If you are not happy with how we handled a request, you can complain to the Dutch supervisory authority, the Autoriteit Persoonsgegevens, or to the supervisory authority in the EU country where you live.

Browser storage

Cookies and analytics

We do not run third-party analytics tags. There is no Google Tag Manager, Facebook Pixel, or Reddit Pixel. Necessary cookies and browser storage keep sign-in, uploads, design sessions, and fraud prevention working. Optional first-party analytics and Reddit ad measurement start only after you consent.

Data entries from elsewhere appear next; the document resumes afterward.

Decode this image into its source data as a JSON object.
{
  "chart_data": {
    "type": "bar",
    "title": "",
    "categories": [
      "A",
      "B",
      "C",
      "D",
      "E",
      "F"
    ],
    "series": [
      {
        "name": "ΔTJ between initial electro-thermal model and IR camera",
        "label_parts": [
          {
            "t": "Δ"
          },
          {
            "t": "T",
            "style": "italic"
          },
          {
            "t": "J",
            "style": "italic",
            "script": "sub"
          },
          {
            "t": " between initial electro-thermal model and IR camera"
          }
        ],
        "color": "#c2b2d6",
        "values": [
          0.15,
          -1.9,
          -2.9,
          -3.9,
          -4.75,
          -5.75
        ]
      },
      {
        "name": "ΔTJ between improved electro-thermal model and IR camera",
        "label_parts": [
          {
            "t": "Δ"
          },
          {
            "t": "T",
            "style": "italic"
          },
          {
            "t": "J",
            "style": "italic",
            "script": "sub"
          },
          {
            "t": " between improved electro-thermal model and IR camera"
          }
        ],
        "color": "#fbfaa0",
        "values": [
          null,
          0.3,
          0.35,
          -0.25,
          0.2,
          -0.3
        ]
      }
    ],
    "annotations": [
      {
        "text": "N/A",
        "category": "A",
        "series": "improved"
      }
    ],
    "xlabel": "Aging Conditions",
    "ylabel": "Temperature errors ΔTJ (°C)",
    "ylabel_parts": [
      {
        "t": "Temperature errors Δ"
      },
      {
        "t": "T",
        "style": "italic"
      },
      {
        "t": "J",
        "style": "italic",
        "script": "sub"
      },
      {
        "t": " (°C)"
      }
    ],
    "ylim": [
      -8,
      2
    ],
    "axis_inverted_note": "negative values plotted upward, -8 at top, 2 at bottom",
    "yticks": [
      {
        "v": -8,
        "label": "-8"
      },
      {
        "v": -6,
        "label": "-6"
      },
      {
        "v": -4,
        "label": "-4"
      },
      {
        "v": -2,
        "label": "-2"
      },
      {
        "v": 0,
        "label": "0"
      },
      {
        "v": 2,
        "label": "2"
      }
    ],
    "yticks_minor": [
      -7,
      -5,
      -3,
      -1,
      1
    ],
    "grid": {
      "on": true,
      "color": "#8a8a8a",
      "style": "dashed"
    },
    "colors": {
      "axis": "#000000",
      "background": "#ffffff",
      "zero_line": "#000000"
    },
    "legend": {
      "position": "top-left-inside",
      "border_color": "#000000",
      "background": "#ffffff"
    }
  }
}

The analytics storage names are knuslabs_cookie_consent, knuslabs_anonymous_id, and knuslabs_analytics_session_id. Reddit ad measurement can also use knuslabs_reddit_attribution. The full list is on our cookies page, where you can also reopen your choices and withdraw analytics or marketing consent.

Under 16

Children

knuslabs is not aimed at children. We do not knowingly collect personal data from anyone under sixteen. If you think a child has sent us data, write to ruud@knuslabs.com and we will delete it.

Versioning

Changes to this policy

The "Last updated" date at the top reflects the most recent change. For meaningful changes (adding a new processor, changing the legal basis for something) we will email anyone with an active project before the change takes effect.

Get in touch

Contact

Privacy questions, GDPR requests, anything else: ruud@knuslabs.com. One inbox, one human (Ruud) reading it.

Or by post: knuslabs, Amsterdam, the Netherlands. KvK 57878889.

This privacy policy was last updated 25 May 2026.